ProtoSSM v4 Architecture
Audio (60s, 32kHz)
│
▼
┌──────────────────────────┐
│ Perch v2 (TF, frozen) │ Google's pre-trained bird classifier
│ 12 × 5-sec windows │ Output: 1536-dim embeddings + logits
└──────────┬───────────────┘
│
▼
┌──────────────────────────┐
│ Input Projection │ Linear(1536 → d_model) + LayerNorm + GELU
│ + Positional Encoding │ Learnable (1, 12, d_model) position embedding
│ + Metadata Embedding │ Site embedding + Hour embedding → project to d_model
└──────────┬───────────────┘
│
▼
┌──────────────────────────┐
│ Bidirectional SSM × N │ Mamba-style selective state space model
│ (SelectiveSSM) │ Forward + Backward scan → merge via Linear(2d → d)

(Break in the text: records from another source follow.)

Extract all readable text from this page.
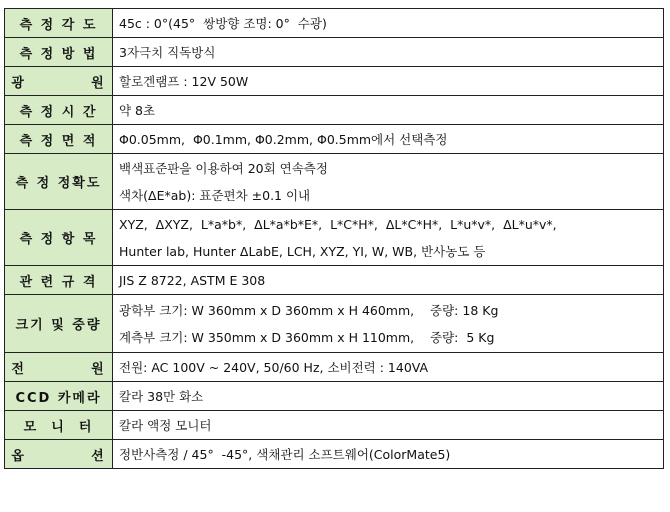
측 정 각 도	45c : 0°(45°  쌍방향 조명: 0°  수광)

측 정 방 법	3자극치 직독방식

광          원	할로겐램프 : 12V 50W

측 정 시 간	약 8초

측 정 면 적	Φ0.05mm,  Φ0.1mm, Φ0.2mm, Φ0.5mm에서 선택측정

측 정 정확도	백색표준판을 이용하여 20회 연속측정
색차(ΔE*ab): 표준편차 ±0.1 이내

측 정 항 목	XYZ,  ΔXYZ,  L*a*b*,  ΔL*a*b*E*,  L*C*H*,  ΔL*C*H*,  L*u*v*,  ΔL*u*v*,
Hunter lab, Hunter ΔLabE, LCH, XYZ, YI, W, WB, 반사농도 등

관 련 규 격	JIS Z 8722, ASTM E 308

크기 및 중량	광학부 크기: W 360mm x D 360mm x H 460mm,    중량: 18 Kg
계측부 크기: W 350mm x D 360mm x H 110mm,    중량:  5 Kg

전          원	전원: AC 100V ~ 240V, 50/60 Hz, 소비전력 : 140VA

CCD 카메라	칼라 38만 화소

모  니  터	칼라 액정 모니터

옵          션	정반사측정 / 45°  -45°, 색채관리 소프트웨어(ColorMate5)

│ │ Input-dependent dt, B, C for selective filtering
└──────────┬───────────────┘
│
▼
┌──────────────────────────┐
│ Cross-Attention │ Multi-head self-attention (4 heads)
│ (optional) │ Captures non-local patterns (dawn chorus, counter-singing)
└──────────┬───────────────┘
│
▼
┌──────────────────────────┐
│ Gated Fusion │ Learnable per-class alpha blends SSM output with Perch logits
│ α · SSM_logits + (1-α) · Perch_logits + class_bias
└──────────┬───────────────┘
│
▼
Species predictions (B, T, N_CLASSES)
Key Components
SelectiveSSM (src/models/ssm.py)
Mamba-style SSM with input-dependent discretization. For T=12 windows, the sequential scan is efficient on CPU.
ProtoSSMv2 (src/models/proto_ssm.py)
Main model. d_model=128, 2 SSM layers, ~723K parameters.
ResidualSSM (src/models/residual_ssm.py)
Optional second-pass correction. Takes first-pass scores + embeddings, predicts additive corrections.